Cette thématique regroupe tous les développements méthodologiques de l’équipe ModES qu’il s’agisse de logiciels ou de l’élaboration de protocoles afin de traiter des systèmes particuliers.
The bonding in many compounds containing heavy atoms is still unclear, especially because of relativistic effects and in particular the spin-orbit coupling (SOC). The latter complicates the possibility of imagining a bridge between the complex electronic structure and simple concepts, such as covalent and ionic bonds, single and multiple bonds, VSEPR structure, etc. In this perspective, we are developing various innovative tools to probe the effects of SOC on the chemical bond.
In this perspective, we develop various innovative tools for probing the SOC effects on the chemical bonding. The topological analysis of the electron localization function (ELF) and the Bader’s theory of atoms in molecules (QTAIM), were introduced into the formalism of two-component relativistic DFT calculations (Figure below). Regarding the molecular orbital theory, the effective bond order (EBO) concept was extended to multi-configurational wave functions at the spin-orbit configuration interaction level (SOCI).
The team is also developing functional benchmarks tests as part of the simulation of optical spectra. More specifically, we were interested, in collaboration with the teams of Carlo Adamo (Paris) and Benedetta Mennucci (Pisa) in the energies of 0-0 transitions as well as in the shapes of the absorption and emission bands. The objective was to answer several questions: a) what is the most suitable functional for a particular spectroscopic characteristic ? b) what precision can be expected? c) is this precision uniform for all the families of transitions present in organic compounds?
We also study the strengths and weaknesses of the GW / BSE approach from solid state physics as part of the modeling of excited states of molecules. This work, carried out in collaboration with the team of Xavier Blase (Grenoble) made it possible, among other things, to show the interest of this approach for the states presenting a strong multiplied excited character.

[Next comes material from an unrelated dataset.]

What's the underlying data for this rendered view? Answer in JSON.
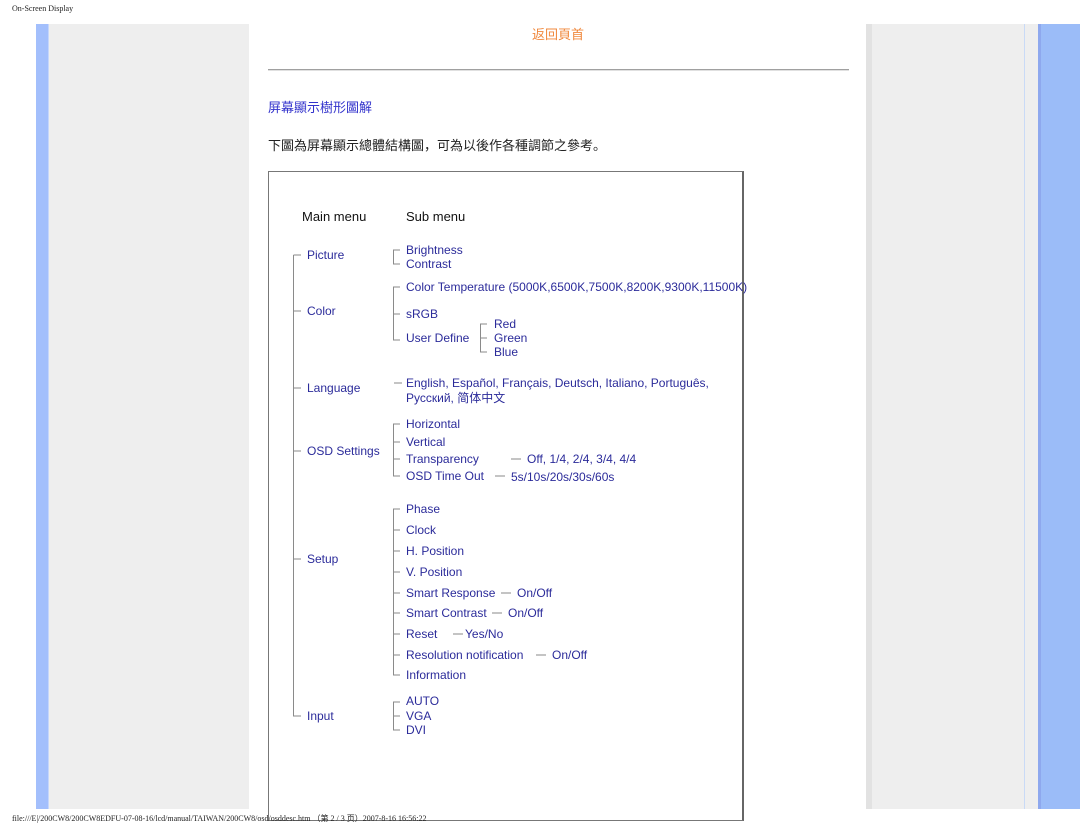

Finally, in collaboration with Dr. Pierre-François Loos, we define very precise vertical transition energies by combining Coupled-Cluster and selected CI approaches. The goal is to have an undeniable set of quality values at hand so that we can objectively assess lighter methods. These approaches are also used to achieve chemical precision for energies 0-0.
Reference publications:
TD-DFT related:
- D. Laurent, D. Jacquemin Int. J. Quantum Chem. 2013, 113, 2019-39.
- A. Charaf-Eddin et al. J. Chem. Theory Comput.2013, 9, 2749-2760.
BSE related:
- Jacquemin, I. Duchemin, X. Blase J. Chem. Theory Comput. 2015, 11, 5340-5359.
- D. Jacquemin, I. Duchemin, X. Blase J. Chem. Theory Comput. 2015, 11, 3290-3304.
- D. Jacquemin, I. Duchemin, X. Blase Chem. Soc. Rev. 2018, 47, 1022-1043.
High-accuracy related :
COPReMo (COlor PRediction of Molecules): python package for predicting color from an absorption or emission spectrum.
CT (Charge Transfer): Fortran code to obtain the electronic density difference between states and to calculate charge transfer parameters from cube files generated by Gaussian.